Noting your most recent post it's perhaps worth commenting on the question you asked earlier.
The answer is a definite maybe. Designs are based on fairly simple theory which doesn't always translate precisely into practice in the more complex world. So a bit of give and take is to be expected. If you have to bump up the flow temperature to achieve the desired house temp then that might just be how it is. Of course it may alternatively point at a fault or sub-optimal arrangement somewhere. Either way it's probably best to try it as you will definitely learn something.
Of course it's warming up soon!
Thanks @jamespa
I've upped max flow temp to 42C. It didn’t have that big an effect and temps were around 4C plus today. So I went round and rebled rads, towel rads had a bit in. What’s odd is the small Eskimo when bleeding either side - neither noise of air nor water comes out! Not seen that before. I can hear water rushing at TRV side and it is warm. Have reached out to plumber but no answer yet.

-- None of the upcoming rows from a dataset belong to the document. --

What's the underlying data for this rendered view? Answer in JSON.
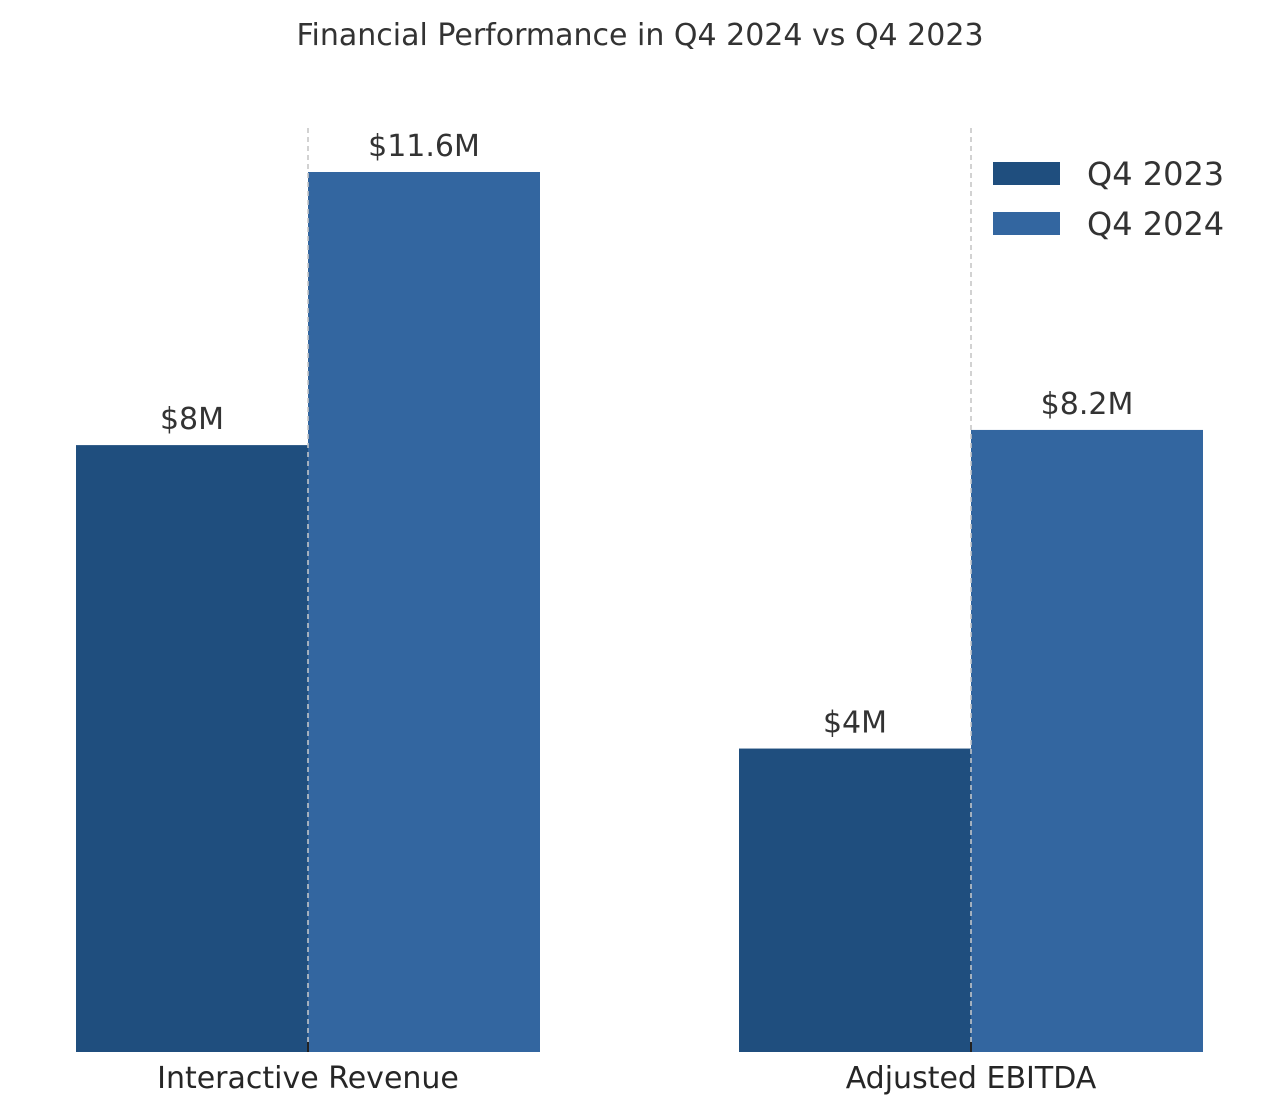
{
  "chart_data": {
    "type": "bar",
    "title": "Financial Performance in Q4 2024 vs Q4 2023",
    "categories": [
      "Interactive Revenue",
      "Adjusted EBITDA"
    ],
    "series": [
      {
        "name": "Q4 2023",
        "values": [
          8.0,
          4.0
        ],
        "labels": [
          "$8M",
          "$4M"
        ],
        "color": "#1f4e7e"
      },
      {
        "name": "Q4 2024",
        "values": [
          11.6,
          8.2
        ],
        "labels": [
          "$11.6M",
          "$8.2M"
        ],
        "color": "#3366a0"
      }
    ],
    "xlabel": "",
    "ylabel": "",
    "ylim": [
      0,
      12.18
    ],
    "grid": "x-only dashed",
    "legend_position": "top-right"
  }
}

Something my other half said was there’s been some odd noises in the Eskimo rads. Really loud clicking TRV side that seems to move around them at times. Wonder if something is up which may explain such a big drop. Tonight temps back to 19-20C after the bleed but for life of me no water coming out nor air noise on that small Eskimo rad.
Room temps up could just be no defrost cycles hampering stuff now though.